Very low concentrations of antibiotics and heavy metals in the environment contribute to antibiotic resistance, a new Swedish study has demonstrated.
The researchers, led by Professor Dan I. Andersson of Uppsala University, showed that plasmids containing genes that confer resistance to antibiotics can be enriched by very low concentrations of antibiotics and heavy metals such as arsenic, copper, silver, lead and mercury.
As much as half of the antibiotics used in treating humans and animals are excreted in the urine, in unchanged and active form.
"These antibiotics then disperse, usually in very low concentrations, through sewerage systems into water and soil, where they can remain active in the environment for a long period and so contribute to the enrichment of resistant bacteria," Professor Andersson pointed out.
Additionally, huge quantities of biocides and heavy metals are present in the environment. These come from natural sources as well as from contamination caused by human activities.
Plasmids — small fragments of DNA that can be transferred between bacteria — can contain not only antibiotic resistant genes but also genes conferring resistance to biocides and heavy metals. Results of the study revealed that very low concentrations of both heavy metals and antibiotics, separately or in combination, were able to enrich resistant plasmid-bearing bacteria.
"When these chemicals spread in the environment, bacteria with resistant plasmids will be selected. This indirectly results in antibiotic resistance increasing as well.
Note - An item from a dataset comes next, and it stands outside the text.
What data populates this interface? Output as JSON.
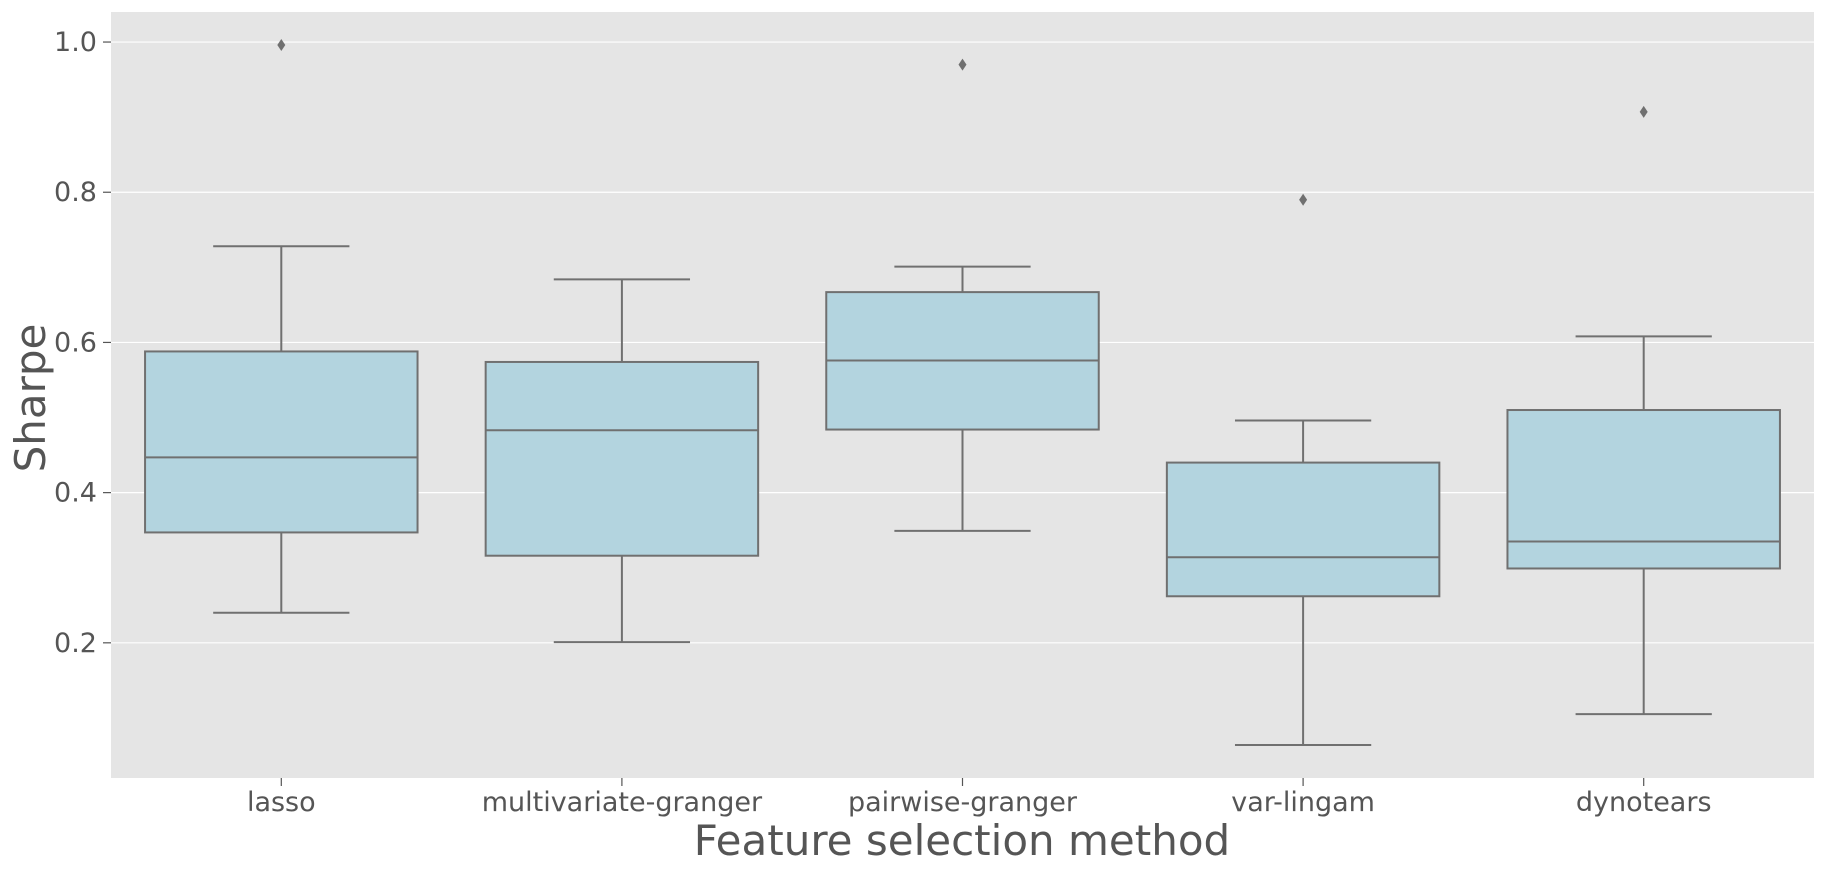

What's more, in most environments there are complex mixtures of antibiotics, biocides and heavy metals that, together, have intensified combination effects," Andersson explained.
These findings suggest that substances other than antibiotics that are present in very small quantities in the environment can also drive development of resistance.
"The results underline the importance of reducing the use of antibiotics, but also suggest that our high use of heavy metals and biocides in various contexts should decrease too," the professor concluded.
The findings of the study have been published in the journal mBio.